Lausitzer Rundschau: Alles außer Machtwechsel? Zu den Landtagswahlen in Stuttgart und Mainz

Zwei Landtagswahlen werden dieses politische
Wochenende prägen. Die eine bei den Pfälzern scheint eher ein Fall
für die Statistiker zu werden – Kurt Beck wird aller Voraussicht nach
weiter das tun, was er am liebsten macht, im nächsten Karneval wieder
von Amts wegen die Prinzessinnen küssen dürfen und zwischendurch die
Weinköniginnen. Der abgehalfterte Ex-Vorsitzende der SPD hat
angesichts der politischen Großwetterlage nicht viel zu befürchten,
da geht es ihm wie Matthias Platzeck, seinem Vorgänger in Potsdam,
der auch beweist, dass der Sturz in die bundespolitische
Bedeutungslosigkeit noch lange nicht das Ende aller Landesvaterträume
bedeutet. Was aber an diesem Sonntag in Baden-Württemberg zur Wahl
steht, hat weit über die Landespolitik an Rhein und Neckar hinaus
Gewicht. Die Badener, mehr noch die Schwaben, gelten als knickrige
Leute. Und sie waren seit der Gründung des gemeinsamen Landes im Jahr
1952 auch tatsächlich überaus sparsam im Politikwechsel. Die CDU
regiert in Stuttgart seit 58 Jahren, die FDP war bislang immer im
Landtag und zumeist auch im Kabinett. Das ökonomisch erfolgreichste
Bundesland ist das Argument überhaupt dafür, dass die CDU etwas mehr
versteht als andere vom sinnvollen Wirtschaften und Wohlstand
garantiert. Sollte es dort also tatsächlich zu einem Machtwechsel
kommen, so würde dies die Christdemokraten im Kern treffen. Deswegen
auch sind Spekulationen darüber, dass Angela Merkel nach einer
Niederlage sehr wohl und vielleicht sogar unbeschwerter in Berlin
weiter regieren könnte, auch fehl am Platz.
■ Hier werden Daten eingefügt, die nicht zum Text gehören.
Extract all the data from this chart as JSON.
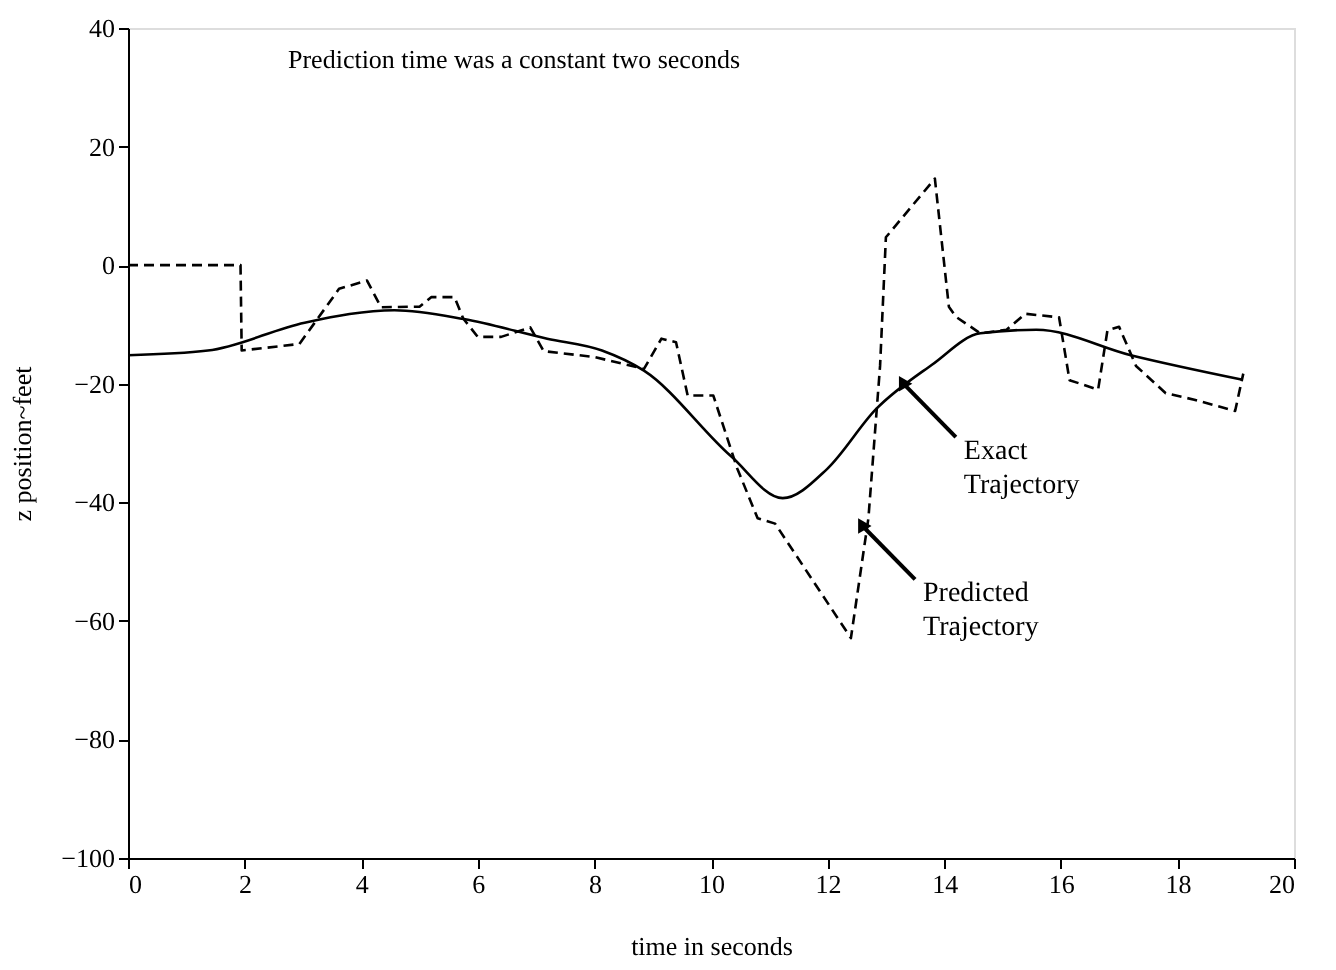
{
  "chart_data": {
    "type": "line",
    "xlabel": "time in seconds",
    "ylabel": "z position~feet",
    "xlim": [
      0,
      20
    ],
    "xticks": [
      0,
      2,
      4,
      6,
      8,
      10,
      12,
      14,
      16,
      18,
      20
    ],
    "ylim": [
      -100,
      40
    ],
    "yticks": [
      -100,
      -80,
      -60,
      -40,
      -20,
      0,
      20,
      40
    ],
    "grid": false,
    "marker": "none",
    "annotations": [
      "Prediction time was a constant two seconds",
      {
        "text": "Exact Trajectory",
        "x": 13.3,
        "y": -20
      },
      {
        "text": "Predicted Trajectory",
        "x": 12.6,
        "y": -44
      }
    ],
    "series": [
      {
        "color": "#000000",
        "line_style": "solid",
        "x": [
          0,
          1.37,
          3.03,
          4.57,
          5.76,
          7.19,
          8.13,
          8.85,
          10.34,
          11.23,
          11.99,
          12.83,
          13.79,
          14.62,
          15.58,
          17.2,
          19.1
        ],
        "values": [
          -15.2,
          -14.4,
          -9.7,
          -7.6,
          -9.1,
          -12.4,
          -14.4,
          -17.8,
          -32.2,
          -39.3,
          -34.4,
          -24.3,
          -16.8,
          -11.5,
          -10.9,
          -15.2,
          -19.3
        ]
      },
      {
        "color": "#000000",
        "line_style": "dashed",
        "x": [
          0,
          1.93,
          1.95,
          2.94,
          3.62,
          4.1,
          4.34,
          5.0,
          5.2,
          5.6,
          5.75,
          6.0,
          6.4,
          6.9,
          7.13,
          8.0,
          8.85,
          9.15,
          9.4,
          9.6,
          10.04,
          10.45,
          10.8,
          11.1,
          12.4,
          12.7,
          12.9,
          13.0,
          13.84,
          14.08,
          14.2,
          14.62,
          15.07,
          15.39,
          15.97,
          16.15,
          16.64,
          16.8,
          17.0,
          17.29,
          17.8,
          18.29,
          18.99,
          19.13
        ],
        "values": [
          0,
          0,
          -14.4,
          -13.3,
          -4,
          -2.6,
          -7.1,
          -7,
          -5.4,
          -5.4,
          -9,
          -12.1,
          -12.1,
          -10.5,
          -14.5,
          -15.5,
          -17.5,
          -12.4,
          -13,
          -22,
          -22,
          -34.3,
          -42.7,
          -43.6,
          -62.9,
          -42.7,
          -17,
          4.7,
          14.6,
          -7,
          -8.7,
          -11.5,
          -10.9,
          -8.2,
          -8.8,
          -19.4,
          -21,
          -11,
          -10.4,
          -17,
          -21.6,
          -22.7,
          -24.6,
          -18.3
        ]
      }
    ]
  }
}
Denn mit einer womöglich
gar grün angeführten Landesregierung in Baden-Württemberg steht der
Kanzlerin ein Gegenmodell an Politik ins Haus, dem sie derzeit nicht
gewachsen ist. Das bisschen Pazifismus in Sachen Libyen und die
Dreimonats-Nachdenklichkeit in Sachen Atom konkurriert dann mit ganz
anderen Gewichten als nur der waidwunden Sozialdemokratie. Und wenn
es für die CDU schon eng wird, so wird es für die Liberalen
erdrückend. Sollte sich die FDP auf den Oppositionsbänken oder gar im
außerparlamentarischen Aus befinden, so droht ihr nicht nur im
liberalen Stammland ein gnadenloser Überlebenskampf. Es spricht also
vieles dafür, dass mit dem von den Demoskopen erwarteten Ende von
Schwarz-Gelb in Stuttgart nicht nur ein politisches Erdbeben
einhergeht, sondern auch ein Tsunami folgt, der weitreichende Folgen
hat. Voraussetzung dafür bleibt allerdings etwas, was sich derzeit
noch nicht richtig vorstellen lässt: Dass es für einen soliden
Machtwechsel selbst nach fast sechs Jahrzehnten nicht der
Beherrschung des Hochdeutschen bedarf.